According to a report by The College Fix, Professor Michael Curtis is facing criticism this week after students reported that he read the n-word out loud as included in a Brandenburg v. Ohio footnote. The case considered whether or not a Ku Klux Klan leader could be punished under the law for his use of racially-charged language.

The case, which is a staple in constitutional law classes around the country, is considered a landmark case in First Amendment jurisprudence. The Brandenburg case established that the government cannot punish inflammatory speech unless that speech is directed at producing “imminent lawless action” and is likely to produce such action.

In an email to the law school community, Dean Jane Aiken chastised Curtis for failing to skip over the word. “Confronting America’s discriminatory past through case law can be challenging enough without hearing your professor read that word aloud in a class,” Aiken wrote in the email. “Words matter and the consequences of words (not just the intentions behind words) matter.”

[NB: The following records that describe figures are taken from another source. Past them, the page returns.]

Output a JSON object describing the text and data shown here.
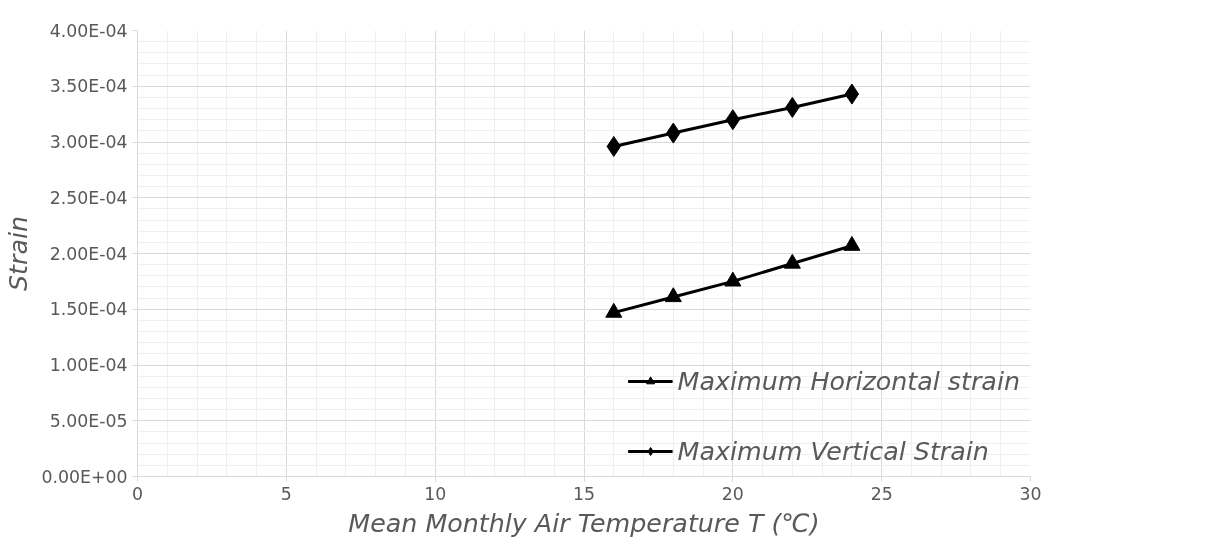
{
  "chart_data": {
    "type": "line",
    "xlabel": "Mean Monthly Air Temperature T (℃)",
    "ylabel": "Strain",
    "x": [
      16,
      18,
      20,
      22,
      24
    ],
    "series": [
      {
        "name": "Maximum Horizontal strain",
        "color": "#000000",
        "marker": "triangle",
        "values": [
          0.000147,
          0.000161,
          0.000175,
          0.000191,
          0.000207
        ]
      },
      {
        "name": "Maximum Vertical Strain",
        "color": "#000000",
        "marker": "diamond",
        "values": [
          0.000296,
          0.000308,
          0.00032,
          0.000331,
          0.000343
        ]
      }
    ],
    "xlim": [
      0,
      30
    ],
    "xticks": [
      0,
      5,
      10,
      15,
      20,
      25,
      30
    ],
    "ylim": [
      0,
      0.0004
    ],
    "yticks": [
      {
        "value": 0,
        "label": "0.00E+00"
      },
      {
        "value": 5e-05,
        "label": "5.00E-05"
      },
      {
        "value": 0.0001,
        "label": "1.00E-04"
      },
      {
        "value": 0.00015,
        "label": "1.50E-04"
      },
      {
        "value": 0.0002,
        "label": "2.00E-04"
      },
      {
        "value": 0.00025,
        "label": "2.50E-04"
      },
      {
        "value": 0.0003,
        "label": "3.00E-04"
      },
      {
        "value": 0.00035,
        "label": "3.50E-04"
      },
      {
        "value": 0.0004,
        "label": "4.00E-04"
      }
    ],
    "grid": true,
    "legend": "bottom right",
    "line_style": "solid"
  }
}
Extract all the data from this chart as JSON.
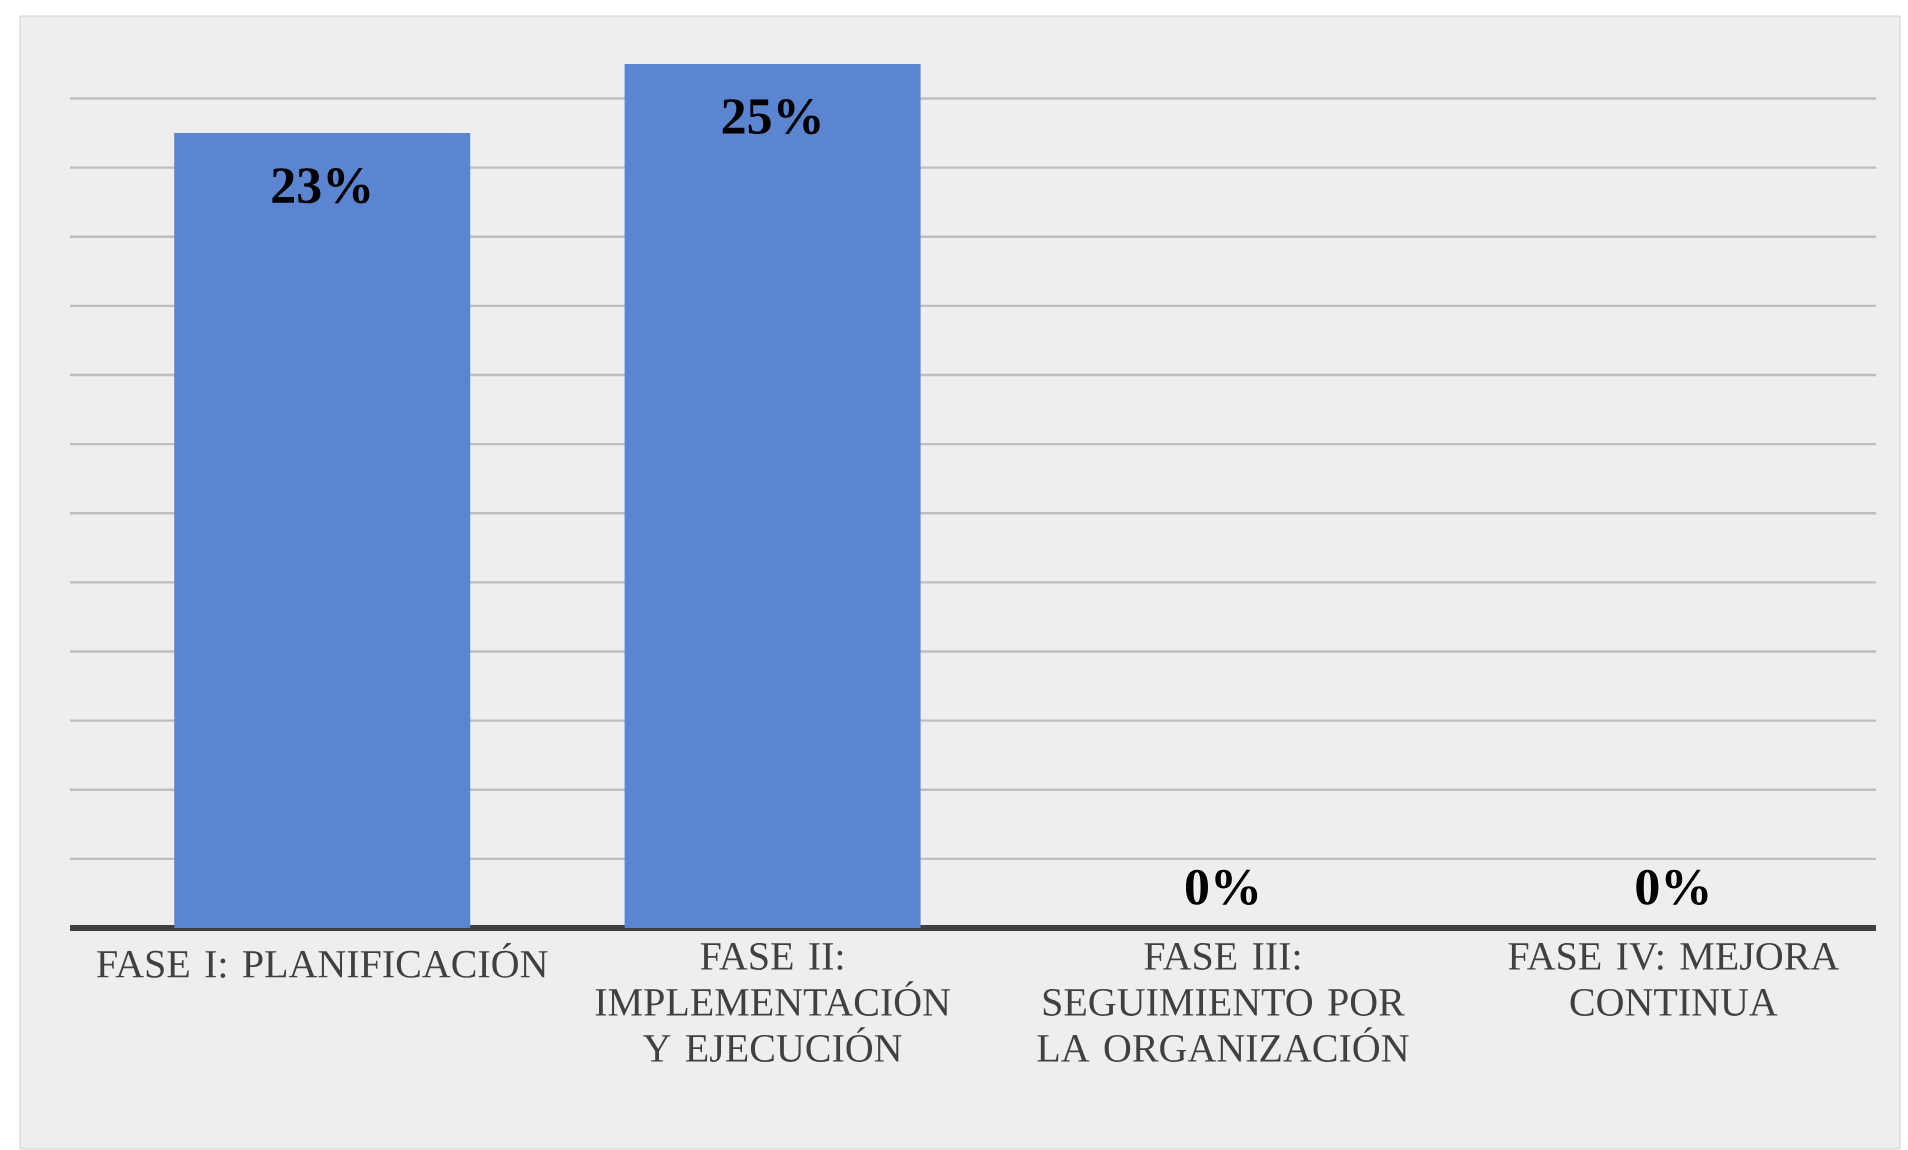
{
  "chart_data": {
    "type": "bar",
    "categories": [
      "FASE I: PLANIFICACIÓN",
      "FASE II: IMPLEMENTACIÓN Y EJECUCIÓN",
      "FASE III: SEGUIMIENTO POR LA ORGANIZACIÓN",
      "FASE IV: MEJORA CONTINUA"
    ],
    "values": [
      23,
      25,
      0,
      0
    ],
    "value_labels": [
      "23%",
      "25%",
      "0%",
      "0%"
    ],
    "color": "#5b85d0",
    "tick_labels": "x",
    "grid": "y"
  }
}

Aiken claimed that Curtis told her privately that he regretted his decision to say the word out loud during the classroom discussion. In a short apology statement, Curtis said that he “was saddened to learn of and I regret the deep pain that hearing the words read aloud caused some of our students.”

This isn’t the first time that a professor has come under fire for quoting a racial slur. Breitbart News reported in August 2019 that a professor at the New School in Manhattan had been investigated by administrators after reading the N-word during a study of author James Baldwin.